Jugement Au fond, origine Conseil de Prud’hommes – Formation de départage du MANS, décision attaquée en date du 20 Mai 2022, enregistrée sous le n° 19/464
ARRÊT DU 05 Juin 2025
APPELANTE :
S.A.S. FAURE [L]
prise en la personne de ses représentants légaux en exercice domiciliés en cette qualité audit siège
[Adresse 5]
[Localité 2]
représentée par Me Laurent LIGIER de la SELARL LIGIER & DE MAUROY, avocat au barreau de LYON
INTIME :
Monsieur [K] [C]
[Adresse 3]
[Localité 1]
représenté par Me Jean-charles MIRANDE de l’ASSOCIATION MIRANDE ASSOCIES, avocat au barreau de PARIS – N° du dossier 180196
COMPOSITION DE LA COUR :
En application des dispositions de l’article 945-1 du code de procédure civile, l’affaire a été débattue le 20 Mai 2025 à 9 H 00, en audience publique, les parties ne s’y étant pas opposées, devant Madame Rose CHAMBEAUD, conseiller chargé d’instruire l’affaire.

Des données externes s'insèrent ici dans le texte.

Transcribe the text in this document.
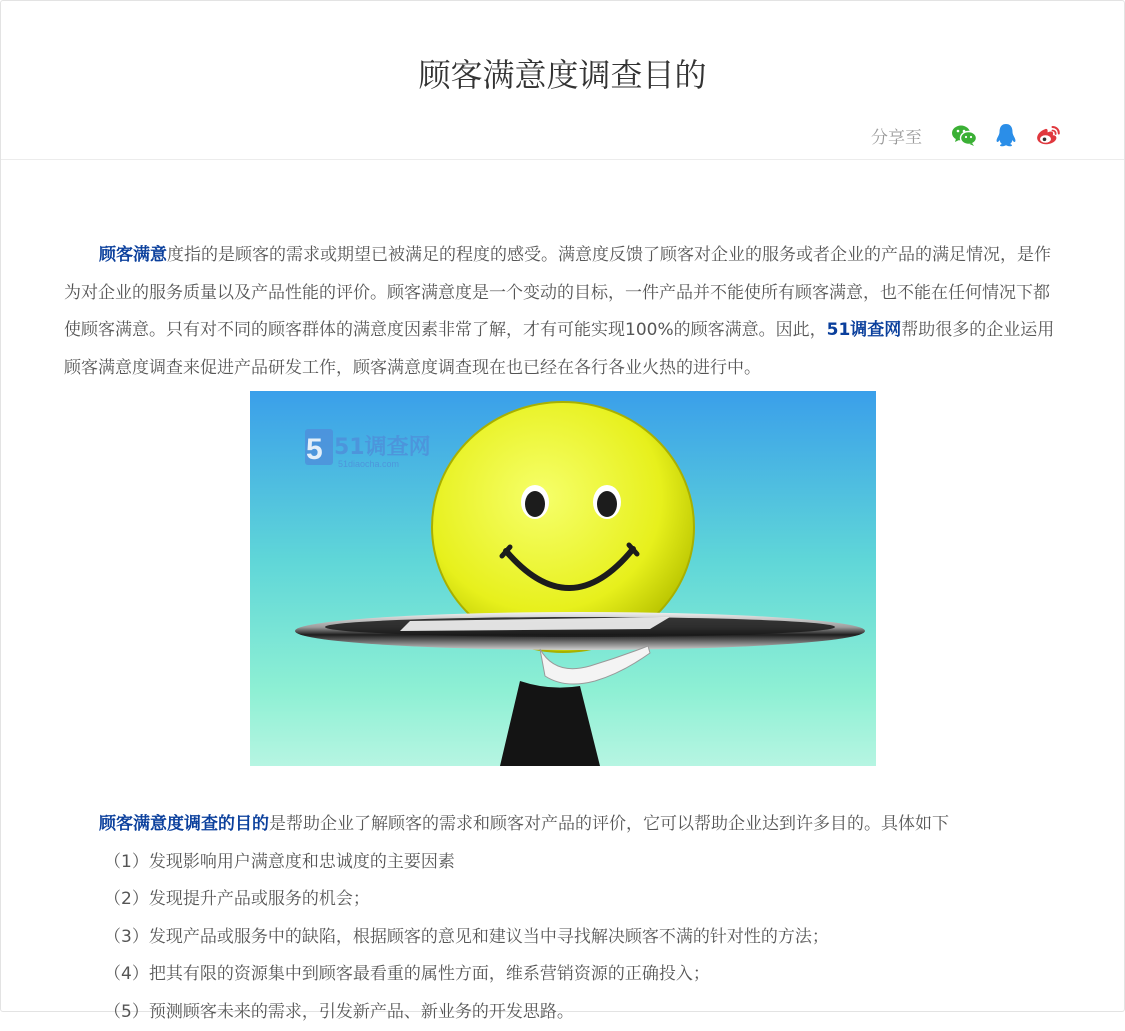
顾客满意度调查目的
分享至

顾客满意度指的是顾客的需求或期望已被满足的程度的感受。满意度反馈了顾客对企业的服务或者企业的产品的满足情况，是作为对企业的服务质量以及产品性能的评价。顾客满意度是一个变动的目标，一件产品并不能使所有顾客满意，也不能在任何情况下都使顾客满意。只有对不同的顾客群体的满意度因素非常了解，才有可能实现100%的顾客满意。因此，51调查网帮助很多的企业运用顾客满意度调查来促进产品研发工作，顾客满意度调查现在也已经在各行各业火热的进行中。

5 51调查网
51diaocha.com

顾客满意度调查的目的是帮助企业了解顾客的需求和顾客对产品的评价，它可以帮助企业达到许多目的。具体如下

（1）发现影响用户满意度和忠诚度的主要因素

（2）发现提升产品或服务的机会；

（3）发现产品或服务中的缺陷，根据顾客的意见和建议当中寻找解决顾客不满的针对性的方法；

（4）把其有限的资源集中到顾客最看重的属性方面，维系营销资源的正确投入；

（5）预测顾客未来的需求，引发新产品、新业务的开发思路。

Ce magistrat a rendu compte des plaidoiries dans le délibéré de la cour, composée de :
Président : Madame Clarisse PORTMANN
Conseiller : Mme Claire TRIQUIGNEAUX-MAUGARS
Conseiller : Madame Rose CHAMBEAUD
Greffier lors des débats : Madame Viviane BODIN
ARRÊT :
prononcé le 05 Juin 2025, contradictoire et mis à disposition au greffe de la cour, les parties en ayant été préalablement avisées dans les conditions prévues au deuxième alinéa de l’article 450 du code de procédure civile.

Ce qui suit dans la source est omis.